O Que Conta Como Acidente de Trabalho
Acidente de trabalho não é só a lesão dentro da fábrica ou do canteiro. A proteção alcança o acidente típico, ocorrido no exercício da atividade, as doenças ocupacionais desenvolvidas ou agravadas pelas condições do trabalho, como lesões por esforço repetitivo e problemas de coluna, e também o acidente de trajeto, no caminho entre a casa e o local de trabalho, conforme as circunstâncias.
Essa definição ampla importa porque muitos casos são registrados de forma errada, como doença comum, quando na verdade têm origem no trabalho. O enquadramento correto não é detalhe burocrático: ele define a natureza do benefício, as garantias do trabalhador durante e após o afastamento e o cômputo do período para outros fins previdenciários.
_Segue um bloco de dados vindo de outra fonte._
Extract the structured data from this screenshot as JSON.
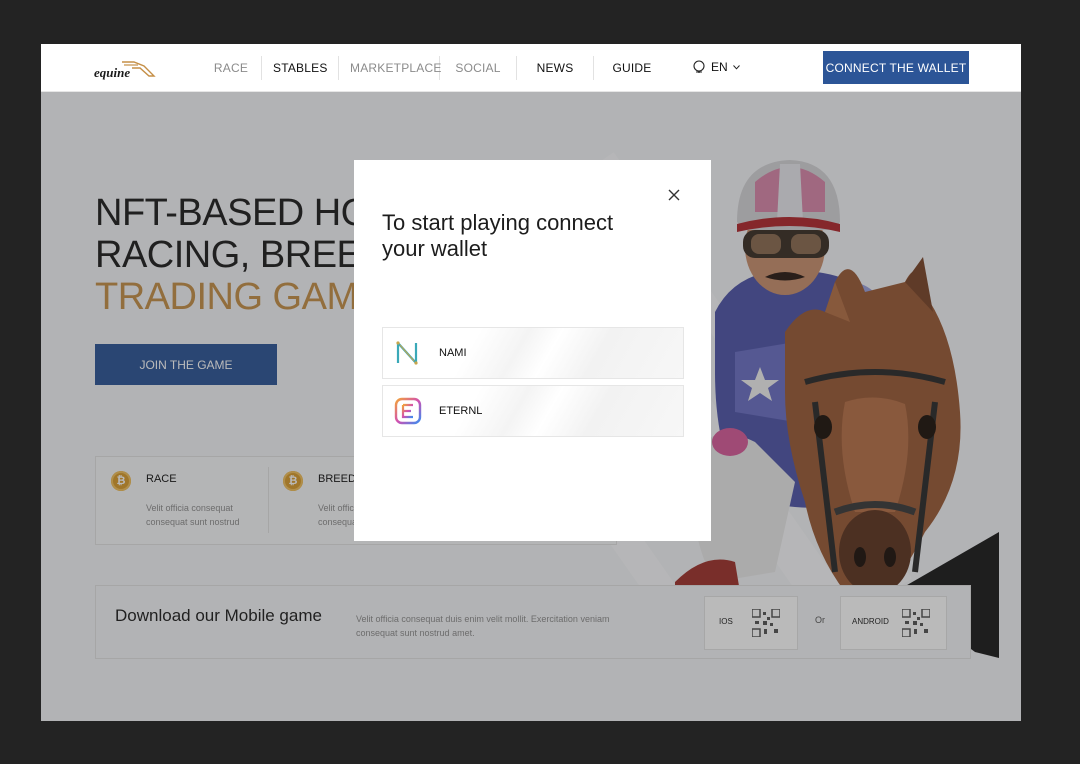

Reverter um enquadramento equivocado é possível, com prova técnica que demonstre o nexo entre o problema de saúde e a atividade exercida.
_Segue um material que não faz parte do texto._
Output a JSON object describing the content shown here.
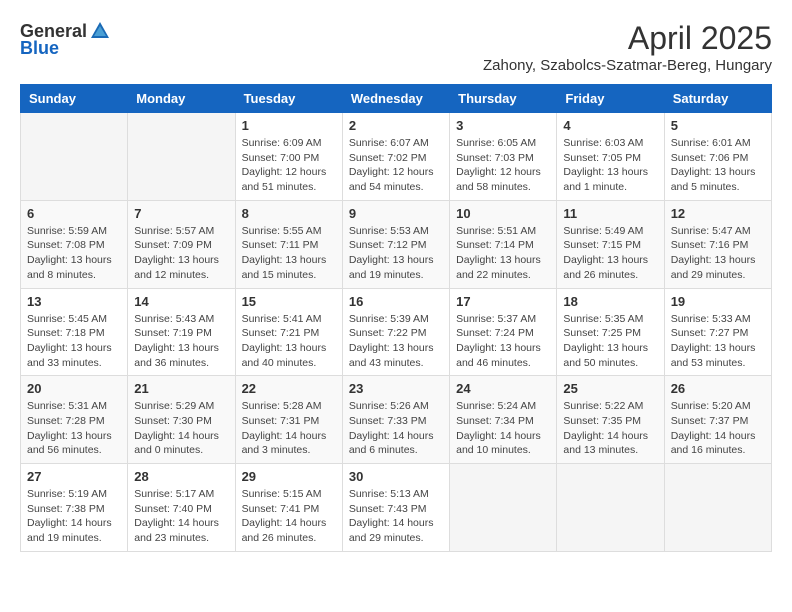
{
  "header": {
    "logo_general": "General",
    "logo_blue": "Blue",
    "title": "April 2025",
    "subtitle": "Zahony, Szabolcs-Szatmar-Bereg, Hungary"
  },
  "calendar": {
    "days_of_week": [
      "Sunday",
      "Monday",
      "Tuesday",
      "Wednesday",
      "Thursday",
      "Friday",
      "Saturday"
    ],
    "weeks": [
      [
        {
          "day": "",
          "info": ""
        },
        {
          "day": "",
          "info": ""
        },
        {
          "day": "1",
          "info": "Sunrise: 6:09 AM\nSunset: 7:00 PM\nDaylight: 12 hours and 51 minutes."
        },
        {
          "day": "2",
          "info": "Sunrise: 6:07 AM\nSunset: 7:02 PM\nDaylight: 12 hours and 54 minutes."
        },
        {
          "day": "3",
          "info": "Sunrise: 6:05 AM\nSunset: 7:03 PM\nDaylight: 12 hours and 58 minutes."
        },
        {
          "day": "4",
          "info": "Sunrise: 6:03 AM\nSunset: 7:05 PM\nDaylight: 13 hours and 1 minute."
        },
        {
          "day": "5",
          "info": "Sunrise: 6:01 AM\nSunset: 7:06 PM\nDaylight: 13 hours and 5 minutes."
        }
      ],
      [
        {
          "day": "6",
          "info": "Sunrise: 5:59 AM\nSunset: 7:08 PM\nDaylight: 13 hours and 8 minutes."
        },
        {
          "day": "7",
          "info": "Sunrise: 5:57 AM\nSunset: 7:09 PM\nDaylight: 13 hours and 12 minutes."
        },
        {
          "day": "8",
          "info": "Sunrise: 5:55 AM\nSunset: 7:11 PM\nDaylight: 13 hours and 15 minutes."
        },
        {
          "day": "9",
          "info": "Sunrise: 5:53 AM\nSunset: 7:12 PM\nDaylight: 13 hours and 19 minutes."
        },
        {
          "day": "10",
          "info": "Sunrise: 5:51 AM\nSunset: 7:14 PM\nDaylight: 13 hours and 22 minutes."
        },
        {
          "day": "11",
          "info": "Sunrise: 5:49 AM\nSunset: 7:15 PM\nDaylight: 13 hours and 26 minutes."
        },
        {
          "day": "12",
          "info": "Sunrise: 5:47 AM\nSunset: 7:16 PM\nDaylight: 13 hours and 29 minutes."
        }
      ],
      [
        {
          "day": "13",
          "info": "Sunrise: 5:45 AM\nSunset: 7:18 PM\nDaylight: 13 hours and 33 minutes."
        },
        {
          "day": "14",
          "info": "Sunrise: 5:43 AM\nSunset: 7:19 PM\nDaylight: 13 hours and 36 minutes."
        },
        {
          "day": "15",
          "info": "Sunrise: 5:41 AM\nSunset: 7:21 PM\nDaylight: 13 hours and 40 minutes."
        },
        {
          "day": "16",
          "info": "Sunrise: 5:39 AM\nSunset: 7:22 PM\nDaylight: 13 hours and 43 minutes."
        },
        {
          "day": "17",
          "info": "Sunrise: 5:37 AM\nSunset: 7:24 PM\nDaylight: 13 hours and 46 minutes."
        },
        {
          "day": "18",
          "info": "Sunrise: 5:35 AM\nSunset: 7:25 PM\nDaylight: 13 hours and 50 minutes."
        },
        {
          "day": "19",
          "info": "Sunrise: 5:33 AM\nSunset: 7:27 PM\nDaylight: 13 hours and 53 minutes."
        }
      ],
      [
        {
          "day": "20",
          "info": "Sunrise: 5:31 AM\nSunset: 7:28 PM\nDaylight: 13 hours and 56 minutes."
        },
        {
          "day": "21",
          "info": "Sunrise: 5:29 AM\nSunset: 7:30 PM\nDaylight: 14 hours and 0 minutes."
        },
        {
          "day": "22",
          "info": "Sunrise: 5:28 AM\nSunset: 7:31 PM\nDaylight: 14 hours and 3 minutes."
        },
        {
          "day": "23",
          "info": "Sunrise: 5:26 AM\nSunset: 7:33 PM\nDaylight: 14 hours and 6 minutes."
        },
        {
          "day": "24",
          "info": "Sunrise: 5:24 AM\nSunset: 7:34 PM\nDaylight: 14 hours and 10 minutes."
        },
        {
          "day": "25",
          "info": "Sunrise: 5:22 AM\nSunset: 7:35 PM\nDaylight: 14 hours and 13 minutes."
        },
        {
          "day": "26",
          "info": "Sunrise: 5:20 AM\nSunset: 7:37 PM\nDaylight: 14 hours and 16 minutes."
        }
      ],
      [
        {
          "day": "27",
          "info": "Sunrise: 5:19 AM\nSunset: 7:38 PM\nDaylight: 14 hours and 19 minutes."
        },
        {
          "day": "28",
          "info": "Sunrise: 5:17 AM\nSunset: 7:40 PM\nDaylight: 14 hours and 23 minutes."
        },
        {
          "day": "29",
          "info": "Sunrise: 5:15 AM\nSunset: 7:41 PM\nDaylight: 14 hours and 26 minutes."
        },
        {
          "day": "30",
          "info": "Sunrise: 5:13 AM\nSunset: 7:43 PM\nDaylight: 14 hours and 29 minutes."
        },
        {
          "day": "",
          "info": ""
        },
        {
          "day": "",
          "info": ""
        },
        {
          "day": "",
          "info": ""
        }
      ]
    ]
  }
}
A CAT e o Papel da Perícia
A Comunicação de Acidente de Trabalho, a CAT, é o documento que oficializa o ocorrido perante o INSS, e a sua emissão é obrigação do empregador. Quando a empresa se recusa a emitir, situação infelizmente comum, o próprio trabalhador, o sindicato, o médico que o atendeu e outras pessoas legitimadas podem fazer o registro. Ficar sem CAT é começar a disputa em desvantagem, porque ela é a primeira ponte entre o acidente e o reconhecimento do nexo com o trabalho.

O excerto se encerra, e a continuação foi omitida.